Women’s socialization emphasizes compassion and active listening, which means female financial advisors are more likely to exhibit these traits – or, at least, clients may make those assumptions.SDI Productions/iStockPhoto / Getty Images
Studies in Canada, Japan and the U.S. show that female physicians produce better outcomes for their patients, especially for women, who are more likely to experience misdiagnoses and medical errors from male doctors.
Some research also indicates women tend to rate higher than men on emotional intelligence, which may be a contributing factor to their medical outperformance. Could higher emotional intelligence also make women better financial advisors?
“A lot of people who reach out to me first are men,” says Julia Chung, co-founder and chief executive officer of Spring Planning Inc., a financial planning firm in Vancouver.
“They’ll tell me, ‘I’ve been the one managing the money. My wife will probably outlive me, and I want her to be with someone she can trust.’ They believe I will have her back – that I won’t be hard-selling or using a lot of confusing jargon.”
Women’s socialization emphasizes compassion and active listening, which means female financial advisors are more likely to exhibit these traits – or, at least, clients may make those assumptions.
“Clients want to be seen and heard,” Ms. Chung says. “As an advisor, I need to understand what’s important to my client as a person. Then I can navigate their finances.”
However, assuming a female advisor will be more attentive or caring than a male advisor is not a sure thing. Just because women tend to score higher in emotional intelligence competencies doesn’t guarantee any given female advisor will be more emotionally intelligent than a male advisor.
“In my experience, people will gravitate to an advisor, male or female, that they can have a trusting relationship with – one that communicates in a language that makes sense to them and takes into consideration their unique personal objectives as well as life concerns and goals,” says Barbara Stewart, a leading researcher in women and finance.
“During my career as a portfolio manager, I’ve seen a lot of emotionally intelligent male advisors,” she says. “Sometimes, the women who make it in a man’s world don’t necessarily behave in traditionally feminine ways, such as a relational type of person.”
Ms. Chung observes that professionals in the financial advice industry are just doing what they’ve been taught. Today, there’s a gradual evolution toward a more human-centric approach from both male and female advisors.
“We’re moving from the money being the client to the client being the client,” she says.
Just as advisors may have certain biases, so do clients. Research shows that female clients with male advisors tend to be more risk-averse, hold more cash, and self-report lower levels of financial literacy than those with female advisors.
There are no definitive explanations for why the male-female dyad would be more inhibiting to female clients than the women-only, unless it’s simply that many women have been socialized to defer to men in matters of money and some of this plays out in the mixed-gender advisory relationship.
“When you think about the financial industry, it was about access to transactions. But that’s changed,” Ms. Chung says. “We’re not the gatekeepers anymore. Anyone can have access to the same information and do transactions, so that’s not where we’re helpful.”
In her experience, both men and women seek similar things from the advisory relationship: analysis, efficiency and portfolio returns.
Ms. Chung’s male clients start focused on performance; once they enter their fifties, their priorities shift to security, wealth transition, family and philanthropy. In contrast, women emphasize the latter consistently, with a slight uptick in interest in financial security in their later years.

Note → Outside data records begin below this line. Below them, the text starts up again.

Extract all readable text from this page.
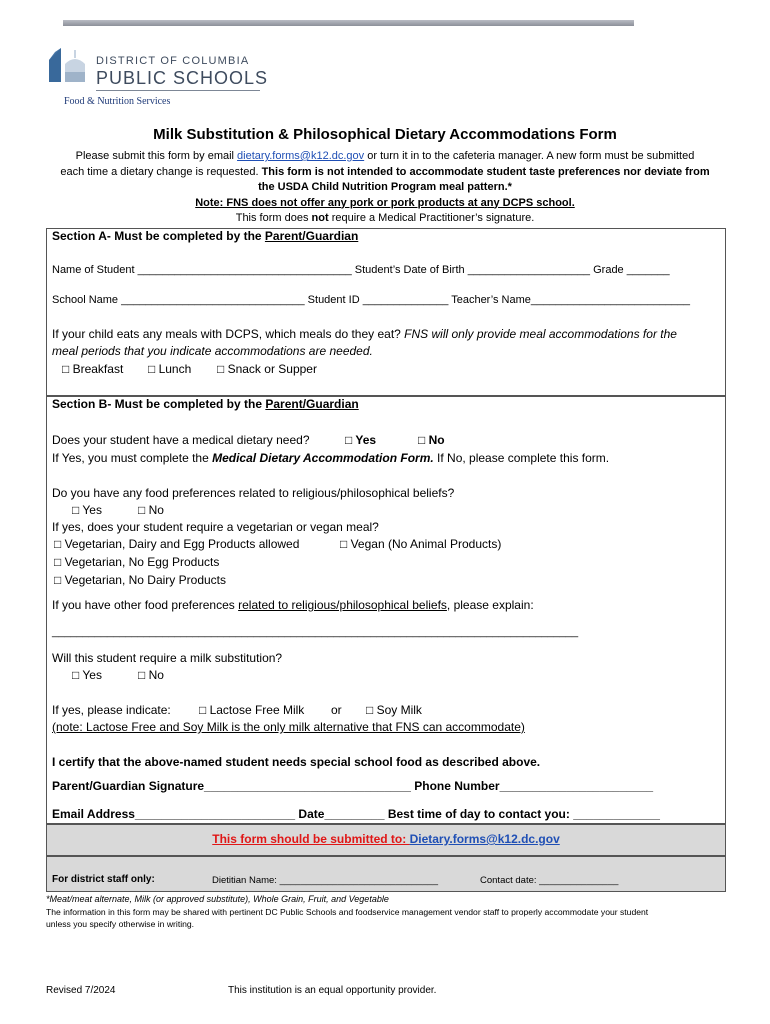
DISTRICT OF COLUMBIA
PUBLIC SCHOOLS
Food & Nutrition Services
Milk Substitution & Philosophical Dietary Accommodations Form
Please submit this form by email dietary.forms@k12.dc.gov or turn it in to the cafeteria manager. A new form must be submitted
each time a dietary change is requested. This form is not intended to accommodate student taste preferences nor deviate from
the USDA Child Nutrition Program meal pattern.*
Note: FNS does not offer any pork or pork products at any DCPS school.
This form does not require a Medical Practitioner’s signature.
Section A- Must be completed by the Parent/Guardian
Name of Student ___________________________________ Student’s Date of Birth ____________________ Grade _______
School Name ______________________________ Student ID ______________ Teacher’s Name__________________________
If your child eats any meals with DCPS, which meals do they eat? FNS will only provide meal accommodations for the
meal periods that you indicate accommodations are needed.
□ Breakfast □ Lunch □ Snack or Supper
Section B- Must be completed by the Parent/Guardian
Does your student have a medical dietary need?	□ Yes	□ No
If Yes, you must complete the Medical Dietary Accommodation Form. If No, please complete this form.
Do you have any food preferences related to religious/philosophical beliefs?
□ Yes	□ No
If yes, does your student require a vegetarian or vegan meal?
□ Vegetarian, Dairy and Egg Products allowed	□ Vegan (No Animal Products)
□ Vegetarian, No Egg Products
□ Vegetarian, No Dairy Products
If you have other food preferences related to religious/philosophical beliefs, please explain:
______________________________________________________________________________________
Will this student require a milk substitution?
□ Yes	□ No
If yes, please indicate: □ Lactose Free Milk or □ Soy Milk
(note: Lactose Free and Soy Milk is the only milk alternative that FNS can accommodate)
I certify that the above-named student needs special school food as described above.
Parent/Guardian Signature_______________________________ Phone Number_______________________
Email Address________________________ Date_________ Best time of day to contact you: _____________
This form should be submitted to: Dietary.forms@k12.dc.gov
For district staff only:	Dietitian Name: ______________________________	Contact date: _______________
*Meat/meat alternate, Milk (or approved substitute), Whole Grain, Fruit, and Vegetable
The information in this form may be shared with pertinent DC Public Schools and foodservice management vendor staff to properly accommodate your student
unless you specify otherwise in writing.
Revised 7/2024	This institution is an equal opportunity provider.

Ms. Stewart believes a successful advisory relationship comes down to personal chemistry, regardless of gender.
“Like attracts like,” she says. “You must create a trusting relationship. As an advisor, you need to have the confidence to talk to someone, maybe someone much older than you or with an ultra-high-net-worth, and not shy away from having psychological conversations from time to time because they need it and, deep down, they want it.”